Acorn Center has been a bustling place for all kinds of activities and a variety of groups this year. From a health and nutrition class by the Benton County Health Department to a summer ESL reading program for first and second graders, there was something happening at our facility almost daily. Emanuel Church started both a weekly Bible study for families and a weekly prayer meeting for women. Youth filled our garage space with exuberant worship music. The Acorn community garden was literally overflowing with tomatillos, chiles, sweet corn and other organically grown veggies. A clothing ministry for young children brought both Anglo and Latino families to the center.

And we continue to receive new requests to share our building. To expand the capacity of our outreach, we’ve hatched big plans to reconfigure and upgrade our center by completely remodeling the two-car garage. Plans call for insulating, sheetrocking and painting this room so it will be comfortable for year-round use. And we will connect the garage to the living room of the house with double doors between them, opening up the two rooms and creating a large meeting space. When this conversion is complete, Acorn Center will be able to accommodate larger groups of up to 50 people. What is today a chilly garage lit by buzzing fluorescent lights will soon become a warm and inviting environment for learning, music instruction, computer help, and other activities to serve our growing clientele.
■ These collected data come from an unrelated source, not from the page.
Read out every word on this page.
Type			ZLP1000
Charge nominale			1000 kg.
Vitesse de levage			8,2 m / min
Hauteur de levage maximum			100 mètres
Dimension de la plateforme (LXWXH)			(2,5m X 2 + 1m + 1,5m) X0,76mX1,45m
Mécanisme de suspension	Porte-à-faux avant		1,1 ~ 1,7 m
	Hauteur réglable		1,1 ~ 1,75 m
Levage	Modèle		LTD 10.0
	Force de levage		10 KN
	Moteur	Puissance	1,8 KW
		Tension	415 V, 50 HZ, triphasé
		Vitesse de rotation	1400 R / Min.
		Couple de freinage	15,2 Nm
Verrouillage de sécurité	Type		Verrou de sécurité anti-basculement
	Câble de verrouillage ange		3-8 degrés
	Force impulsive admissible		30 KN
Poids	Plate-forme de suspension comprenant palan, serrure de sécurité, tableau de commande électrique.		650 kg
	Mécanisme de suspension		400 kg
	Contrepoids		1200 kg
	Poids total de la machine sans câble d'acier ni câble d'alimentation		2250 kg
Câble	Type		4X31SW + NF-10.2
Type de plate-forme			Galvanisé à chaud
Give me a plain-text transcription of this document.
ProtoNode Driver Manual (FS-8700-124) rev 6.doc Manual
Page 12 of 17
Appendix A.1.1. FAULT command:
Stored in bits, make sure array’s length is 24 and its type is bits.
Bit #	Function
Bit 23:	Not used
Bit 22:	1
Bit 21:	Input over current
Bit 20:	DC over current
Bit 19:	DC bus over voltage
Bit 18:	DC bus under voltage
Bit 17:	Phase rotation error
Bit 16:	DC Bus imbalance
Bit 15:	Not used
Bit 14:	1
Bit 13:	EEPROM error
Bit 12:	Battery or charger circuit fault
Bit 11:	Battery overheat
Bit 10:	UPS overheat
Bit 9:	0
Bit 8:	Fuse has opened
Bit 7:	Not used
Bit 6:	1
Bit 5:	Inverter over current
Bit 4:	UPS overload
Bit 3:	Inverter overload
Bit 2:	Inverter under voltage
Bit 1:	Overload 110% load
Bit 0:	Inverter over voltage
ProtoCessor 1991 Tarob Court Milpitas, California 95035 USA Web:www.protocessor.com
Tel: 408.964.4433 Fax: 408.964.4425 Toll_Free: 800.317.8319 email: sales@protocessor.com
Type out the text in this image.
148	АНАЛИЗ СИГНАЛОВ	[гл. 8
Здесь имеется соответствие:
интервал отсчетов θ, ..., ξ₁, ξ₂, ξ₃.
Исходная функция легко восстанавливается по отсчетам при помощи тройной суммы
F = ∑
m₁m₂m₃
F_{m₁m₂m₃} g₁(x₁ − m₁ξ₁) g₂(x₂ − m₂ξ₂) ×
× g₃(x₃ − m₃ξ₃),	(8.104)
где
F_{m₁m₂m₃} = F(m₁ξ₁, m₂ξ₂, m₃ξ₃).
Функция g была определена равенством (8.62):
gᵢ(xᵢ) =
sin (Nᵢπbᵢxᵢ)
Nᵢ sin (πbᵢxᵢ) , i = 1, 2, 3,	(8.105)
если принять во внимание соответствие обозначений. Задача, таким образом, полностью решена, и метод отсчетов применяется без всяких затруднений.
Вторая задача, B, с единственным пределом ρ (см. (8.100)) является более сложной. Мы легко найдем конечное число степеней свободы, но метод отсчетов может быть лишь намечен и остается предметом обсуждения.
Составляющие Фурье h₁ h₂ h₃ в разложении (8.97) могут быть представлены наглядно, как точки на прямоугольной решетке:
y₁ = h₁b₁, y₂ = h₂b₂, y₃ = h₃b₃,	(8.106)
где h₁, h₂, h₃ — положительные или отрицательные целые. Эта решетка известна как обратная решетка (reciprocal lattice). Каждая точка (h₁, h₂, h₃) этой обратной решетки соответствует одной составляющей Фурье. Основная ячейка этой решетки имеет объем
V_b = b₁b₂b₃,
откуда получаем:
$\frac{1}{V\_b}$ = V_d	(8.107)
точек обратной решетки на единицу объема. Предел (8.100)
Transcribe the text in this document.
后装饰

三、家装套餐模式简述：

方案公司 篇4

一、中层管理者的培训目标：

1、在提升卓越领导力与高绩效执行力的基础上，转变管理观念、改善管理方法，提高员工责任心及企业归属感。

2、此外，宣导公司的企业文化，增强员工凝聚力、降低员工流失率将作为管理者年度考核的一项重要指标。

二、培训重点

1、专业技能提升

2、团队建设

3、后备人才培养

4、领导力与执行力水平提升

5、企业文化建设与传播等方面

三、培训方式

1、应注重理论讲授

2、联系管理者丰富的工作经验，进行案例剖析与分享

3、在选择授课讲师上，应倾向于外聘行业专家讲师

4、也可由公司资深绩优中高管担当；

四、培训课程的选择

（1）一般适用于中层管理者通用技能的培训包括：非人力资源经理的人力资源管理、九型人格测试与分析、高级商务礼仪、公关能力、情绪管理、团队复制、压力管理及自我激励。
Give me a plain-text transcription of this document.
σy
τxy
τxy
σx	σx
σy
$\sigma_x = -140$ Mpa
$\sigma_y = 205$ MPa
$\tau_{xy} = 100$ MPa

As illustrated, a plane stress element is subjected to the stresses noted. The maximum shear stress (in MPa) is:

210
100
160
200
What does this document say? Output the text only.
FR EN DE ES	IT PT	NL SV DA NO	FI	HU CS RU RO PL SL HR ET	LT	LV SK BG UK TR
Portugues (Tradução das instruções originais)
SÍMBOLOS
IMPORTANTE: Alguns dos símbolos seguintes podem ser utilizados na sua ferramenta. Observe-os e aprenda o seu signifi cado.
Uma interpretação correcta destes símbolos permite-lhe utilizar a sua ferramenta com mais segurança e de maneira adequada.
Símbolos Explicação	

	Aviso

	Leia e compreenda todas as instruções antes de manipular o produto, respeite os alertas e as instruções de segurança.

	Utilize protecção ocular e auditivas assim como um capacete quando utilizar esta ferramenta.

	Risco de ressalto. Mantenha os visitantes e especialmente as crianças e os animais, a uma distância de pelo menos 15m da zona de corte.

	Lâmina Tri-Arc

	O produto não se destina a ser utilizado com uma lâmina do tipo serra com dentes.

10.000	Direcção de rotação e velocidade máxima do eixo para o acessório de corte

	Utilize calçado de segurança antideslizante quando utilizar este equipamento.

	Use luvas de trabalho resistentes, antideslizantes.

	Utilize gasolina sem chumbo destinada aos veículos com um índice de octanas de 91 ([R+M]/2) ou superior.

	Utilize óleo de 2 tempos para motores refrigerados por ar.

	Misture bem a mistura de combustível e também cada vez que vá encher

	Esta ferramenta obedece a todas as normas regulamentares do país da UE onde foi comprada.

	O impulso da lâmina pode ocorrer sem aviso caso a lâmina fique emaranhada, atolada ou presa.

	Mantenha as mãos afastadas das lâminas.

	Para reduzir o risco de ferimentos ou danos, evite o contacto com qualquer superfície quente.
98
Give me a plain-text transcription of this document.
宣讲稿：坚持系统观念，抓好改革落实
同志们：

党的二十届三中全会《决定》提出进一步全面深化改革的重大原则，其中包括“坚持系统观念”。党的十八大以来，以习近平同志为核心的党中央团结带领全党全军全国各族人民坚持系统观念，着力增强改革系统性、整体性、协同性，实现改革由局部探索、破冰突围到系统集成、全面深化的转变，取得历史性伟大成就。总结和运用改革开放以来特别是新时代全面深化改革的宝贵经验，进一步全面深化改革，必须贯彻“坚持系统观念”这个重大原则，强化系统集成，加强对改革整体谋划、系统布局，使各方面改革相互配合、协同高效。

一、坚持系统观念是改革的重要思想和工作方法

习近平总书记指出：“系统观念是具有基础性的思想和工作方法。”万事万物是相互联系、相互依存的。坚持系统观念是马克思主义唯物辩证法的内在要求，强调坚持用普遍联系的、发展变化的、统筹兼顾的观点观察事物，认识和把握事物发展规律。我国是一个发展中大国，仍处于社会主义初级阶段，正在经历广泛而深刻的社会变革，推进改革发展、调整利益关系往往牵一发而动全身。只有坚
We have commitments of free labor from building contractors and skilled workers for this project—the largest in Acorn’s history. A gift of $500 has already been received. The total cost for this conversion is estimated to be about $5000. We hope to raise most of the money by early January so we can begin our work as soon as possible. Once the garage door has been removed and a new wall framed and insulated, we will begin to use this space. We’re working with the directors of youth ministries at both Emanuel and Calvin Presbyterian Church, where we attend, so that young people can participate as volunteer workers. This will truly be a project for the community built by the community.

To make this dream possible, we need your financial help. The renovation will not begin until we have adequate funds to pay for it. As prudent stewards of our resources, we operate Acorn on an annual budget of only $13,500. Most of our revenue comes from individuals and our church. We are a small nonprofit of great economy and efficiency. As you plan your year-end giving, we hope you’ll consider making a donation to our work of “Loving God. Serving neighbors.” We need your support. To make an electronic donation on this site: Just click on the “How to Give” tab and follow the directions. All donations to Acorn Foundation are tax deductible.

Thanks and may the joy and peace of Christmas be with you.

Peter and Ellen Ogle, and Mark Edwards
Acorn Outreach board of directors

P.S. This is the letter that some of you may have received already. We just want to get the word out as many ways as possible.